Alongside the rise of LLMs there has been an effort to make use of Vectors in search, with Elasticsearch, OpenSearch, MongoDB and now Solr all providing a vector field type. This allows a similarity search (often based on the K nearest neighbours’ algorithm but could be cosine similarity or Euclidean distance).  This is all still relatively new however, and so there are some shortcomings that are still being ironed out:  

1. Size limitations: There is a limit to the number of input tokens.  This varies per model but is somewhere between 500 & 8000 usually, but GPT4 can optionally have a 32k prompt.    

2. Pricing: Using an API based model such as GPT and its relatives can become expensive at search engine scale as it is metered per token.  

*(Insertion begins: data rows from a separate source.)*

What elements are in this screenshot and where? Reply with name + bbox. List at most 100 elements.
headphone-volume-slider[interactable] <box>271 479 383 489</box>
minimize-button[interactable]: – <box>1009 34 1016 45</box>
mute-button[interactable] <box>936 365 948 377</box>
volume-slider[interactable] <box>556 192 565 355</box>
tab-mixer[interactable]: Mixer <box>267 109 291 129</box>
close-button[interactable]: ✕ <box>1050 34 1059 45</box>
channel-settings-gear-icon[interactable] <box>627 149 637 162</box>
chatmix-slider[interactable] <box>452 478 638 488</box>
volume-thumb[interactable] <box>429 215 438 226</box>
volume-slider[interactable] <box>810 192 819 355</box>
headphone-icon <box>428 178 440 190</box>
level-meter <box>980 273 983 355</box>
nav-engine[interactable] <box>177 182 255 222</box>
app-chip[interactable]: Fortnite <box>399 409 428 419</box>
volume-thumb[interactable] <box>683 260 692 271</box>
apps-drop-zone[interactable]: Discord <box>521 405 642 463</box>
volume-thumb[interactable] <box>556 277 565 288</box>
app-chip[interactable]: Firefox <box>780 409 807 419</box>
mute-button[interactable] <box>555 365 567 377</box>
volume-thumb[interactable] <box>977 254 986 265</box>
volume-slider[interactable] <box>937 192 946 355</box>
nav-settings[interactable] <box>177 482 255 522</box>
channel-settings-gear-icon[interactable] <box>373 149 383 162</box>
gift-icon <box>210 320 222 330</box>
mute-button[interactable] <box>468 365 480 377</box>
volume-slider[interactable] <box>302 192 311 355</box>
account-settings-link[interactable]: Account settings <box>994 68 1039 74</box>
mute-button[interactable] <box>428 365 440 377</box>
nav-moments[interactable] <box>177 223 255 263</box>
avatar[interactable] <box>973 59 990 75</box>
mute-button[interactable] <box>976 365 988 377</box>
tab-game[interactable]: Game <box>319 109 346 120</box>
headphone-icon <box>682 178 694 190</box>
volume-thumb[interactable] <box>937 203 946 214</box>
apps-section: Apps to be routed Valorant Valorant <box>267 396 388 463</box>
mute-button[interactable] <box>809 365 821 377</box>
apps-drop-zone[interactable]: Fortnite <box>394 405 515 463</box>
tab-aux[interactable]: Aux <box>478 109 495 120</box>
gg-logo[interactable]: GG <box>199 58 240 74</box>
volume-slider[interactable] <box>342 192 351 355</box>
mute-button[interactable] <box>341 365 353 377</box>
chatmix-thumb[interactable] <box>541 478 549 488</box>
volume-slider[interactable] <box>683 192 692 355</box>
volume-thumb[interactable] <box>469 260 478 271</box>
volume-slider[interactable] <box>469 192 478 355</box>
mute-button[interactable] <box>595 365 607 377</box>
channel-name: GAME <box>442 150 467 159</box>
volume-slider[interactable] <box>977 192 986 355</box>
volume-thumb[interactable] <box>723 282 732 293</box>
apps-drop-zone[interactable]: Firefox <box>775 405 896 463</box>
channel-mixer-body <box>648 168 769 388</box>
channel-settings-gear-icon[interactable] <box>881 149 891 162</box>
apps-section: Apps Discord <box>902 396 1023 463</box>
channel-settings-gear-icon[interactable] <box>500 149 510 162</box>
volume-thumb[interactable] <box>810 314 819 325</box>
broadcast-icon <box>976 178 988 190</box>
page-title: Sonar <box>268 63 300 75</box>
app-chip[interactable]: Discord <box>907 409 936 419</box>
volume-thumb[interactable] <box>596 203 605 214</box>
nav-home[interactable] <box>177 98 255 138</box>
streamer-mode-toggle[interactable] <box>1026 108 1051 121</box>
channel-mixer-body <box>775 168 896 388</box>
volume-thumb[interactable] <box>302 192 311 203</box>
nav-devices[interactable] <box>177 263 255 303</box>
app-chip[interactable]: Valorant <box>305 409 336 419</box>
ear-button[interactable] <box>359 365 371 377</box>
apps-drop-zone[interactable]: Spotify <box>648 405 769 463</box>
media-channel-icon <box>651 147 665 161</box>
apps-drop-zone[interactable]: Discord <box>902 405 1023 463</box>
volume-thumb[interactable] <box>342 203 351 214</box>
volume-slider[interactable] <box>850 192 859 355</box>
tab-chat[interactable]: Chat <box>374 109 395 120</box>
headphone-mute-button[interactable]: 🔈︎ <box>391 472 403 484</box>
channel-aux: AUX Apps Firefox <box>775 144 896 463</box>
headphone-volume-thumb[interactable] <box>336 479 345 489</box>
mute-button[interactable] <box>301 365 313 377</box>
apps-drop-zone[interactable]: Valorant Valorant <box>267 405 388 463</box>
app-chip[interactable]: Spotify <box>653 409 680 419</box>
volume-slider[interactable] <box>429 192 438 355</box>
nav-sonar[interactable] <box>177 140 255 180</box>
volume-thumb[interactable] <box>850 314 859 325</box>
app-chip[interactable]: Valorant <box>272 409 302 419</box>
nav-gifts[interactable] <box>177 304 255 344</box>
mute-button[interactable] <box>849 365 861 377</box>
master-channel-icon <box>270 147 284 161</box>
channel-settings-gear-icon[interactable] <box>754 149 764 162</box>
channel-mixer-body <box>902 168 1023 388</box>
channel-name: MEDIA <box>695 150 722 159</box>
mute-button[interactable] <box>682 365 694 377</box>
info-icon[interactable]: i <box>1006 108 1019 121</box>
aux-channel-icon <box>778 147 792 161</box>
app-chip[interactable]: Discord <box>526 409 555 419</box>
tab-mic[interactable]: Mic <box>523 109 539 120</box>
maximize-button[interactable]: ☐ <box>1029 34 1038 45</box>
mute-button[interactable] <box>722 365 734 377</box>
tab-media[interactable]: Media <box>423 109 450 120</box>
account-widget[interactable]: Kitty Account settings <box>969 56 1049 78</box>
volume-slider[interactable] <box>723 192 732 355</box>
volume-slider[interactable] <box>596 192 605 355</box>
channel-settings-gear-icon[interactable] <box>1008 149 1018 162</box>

3. Combination with keywords: Vector search optimises for recall not precision which is not always preferable and so ways of combining it with keyword search are still being rolled out.  Note: Pureinsights at this time would recommend that any given Vector search system deployed would ideally be based on a search engine implementation of keyword search AND vector search co-joined. There are several options on the market now where dedicated vector search systems are popping up. Whilst these may have compelling demonstrations and features, they have not had the level of diligence put on their keyword search capabilities. This leaves them sub-par when it comes to performing blended vector search and keyword search operations together.  We strongly believe that the search engine teams will ultimately win this battle technically. It is also suboptimal (in terms of synchronization and storage costs) to pass content to a search engine for keyword searches and a separate vector search database for vector operations by storing the same content twice in two distinct locations. 

Using Vector Search to answer questions 

To use vector search to answer questions it is first necessary to chunk and ingest the data into a vector store.  This could be a search engine or a dedicated vector database.  

Then there are three ways to answer questions driven by Vector search:  

1. Extractive Answers:  

   1. Perform a vector-based similarity search to find a candidate text chunks  

   2. Use a model such as DistilBERT to identify the best answer to the question in some candidate chunks  

   3. Evaluate confidence that the answer has been answered correctly  

   4. Show the snippet to the end user  

2. Knowledge Graph questions and answers:  

   1. Identify entities in the question  

   2. Vectorize the query and match it to known ways of querying a database or Knowledge graph  

   3. Insert the entities as parameters to the known query  

   4. Return the answer  

3. Retrieval Augmented Generation:  

   1.  Perform a vector-based similarity search to find a candidate text chunks  

   2. Use a model such as GPT to prompt it to find the best answer to the question in some candidate chunks.  

   3. Evaluate confidence that the answer has been answered correctly.  

   4. Show the model response to the end user. 

 Discovery AI Processors 

• BERT Service Processor – uses BERT to vectorize chunks of text. BERT is Google’s open-source, transformer-based machine learning technique for natural language processing (NLP) 

• Huggingface Model runner – exposes a variety of models to perform AI and NLP tasks such as question answering (summarizing and sentiment analysis are also possible). 

• OpenAI – uses OpenAI to vectorize chunks of text. 

• Google Vertex AI – On customer demand 

• AWS AI Services – On customer demand 

 Discovery can easily incorporate more basic and advanced AI-driven content processors as the state of the art improves.